4. The method of claim 2, further comprising:

representing the first parameter of the key value pair in the calls as the field name of a parent node, and representing the second parameter as the field name of a child node;

when the mntprjId and the userId participate in query, the mntprjId and the userId are displayed in the calls for designation;

when the traversed parent nodes are all attributed, the first log flag of the current node is true; when the first log mark is false, the exchange field of the parent node and the child node is not influenced.

5. The method of claim 2, further comprising:

the node to be submitted cases include:

a current node has no parent node, wherein the current node is a top-level node;

all ancestor nodes are attributed successfully, wherein the first log mark of the ancestor node is true, the child node contains the mpId of the ancestor node, and a state of whether the child node is submitted to be true or not when the attribution is successful is set;

when attribution of the father node fails and attribution failure is set, whether to submit the state of the child node is set;

when the father node fails to be attributed and finds a child node, setting whether to submit the self-node state or not;

and if no fields needing to be exchanged exist, setting the values of the fields as a third preset value.

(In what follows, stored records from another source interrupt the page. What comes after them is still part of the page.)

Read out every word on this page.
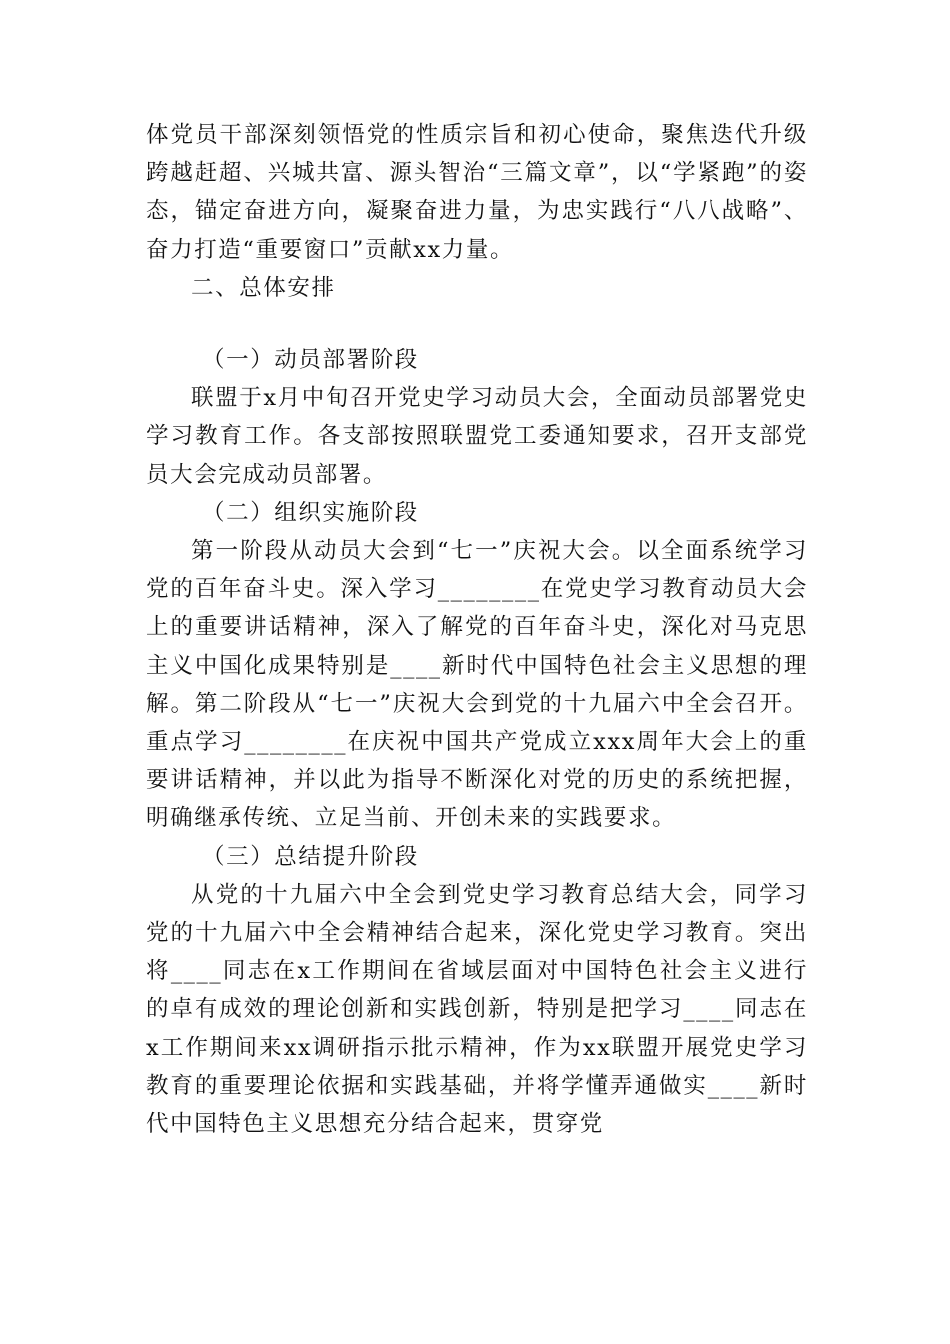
体党员干部深刻领悟党的性质宗旨和初心使命，聚焦迭代升级跨越赶超、兴城共富、源头智治“三篇文章”，以“学紧跑”的姿态，锚定奋进方向，凝聚奋进力量，为忠实践行“八八战略”、奋力打造“重要窗口”贡献xx力量。

二、总体安排

（一）动员部署阶段

联盟于x月中旬召开党史学习动员大会，全面动员部署党史学习教育工作。各支部按照联盟党工委通知要求，召开支部党员大会完成动员部署。

（二）组织实施阶段

第一阶段从动员大会到“七一”庆祝大会。以全面系统学习党的百年奋斗史。深入学习________在党史学习教育动员大会上的重要讲话精神，深入了解党的百年奋斗史，深化对马克思主义中国化成果特别是____新时代中国特色社会主义思想的理解。第二阶段从“七一”庆祝大会到党的十九届六中全会召开。重点学习________在庆祝中国共产党成立xxx周年大会上的重要讲话精神，并以此为指导不断深化对党的历史的系统把握，明确继承传统、立足当前、开创未来的实践要求。

（三）总结提升阶段

从党的十九届六中全会到党史学习教育总结大会，同学习党的十九届六中全会精神结合起来，深化党史学习教育。突出将____同志在x工作期间在省域层面对中国特色社会主义进行的卓有成效的理论创新和实践创新，特别是把学习____同志在x工作期间来xx调研指示批示精神，作为xx联盟开展党史学习教育的重要理论依据和实践基础，并将学懂弄通做实____新时代中国特色主义思想充分结合起来，贯穿党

6. The method of claim 2, further comprising:

attribution attributes of attribute definitions of a data processing engine are generated from a path of a specified item and attribution attributes of the specified item.

7. A monitoring platform, which is applied to the method of any one of claims 1 to 6, comprising:

a management web page end, a management data processing engine and a data processing engine, wherein,

the management webpage end is used for providing a user use interface and authority verification;

the management data processing engine is used for starting and stopping the appointed workflow and finishing the pre-release and release work of the project;

and the data processing engine is used for operating the specified workflow and finishing the data processing work.

8. The monitoring platform of claim 7, further comprising: the database is used for searching or creating users for logs of different sources according to related user fields in the logs; and generating an association path at a session or user level for the event with the association relationship.

9. A log real-time attribution processing apparatus, comprising:

the updating module is used for updating the data through updating insertion when the unique key of the data exists;

the correlation module is used for correlating the upstream log and the downstream log according to the upstream log relation specified in the dependency attribution path;

the log generation module is used for performing complementary updating on the fields of the upstream log and the downstream log and recording the association result in a first log and a second log, wherein the first log is used for expressing whether the upstream log is successfully associated or not; the second log is used for expressing whether the downstream log is related or not.

10. The apparatus of claim 9, wherein the associating module comprises:

the judging unit is used for judging whether the top node or the attribution path is empty or not;

the execution unit is used for determining whether to execute the execution logic of the child node for finding the parent node according to the judgment result;

and the submitting unit is used for submitting the execution result to the log set.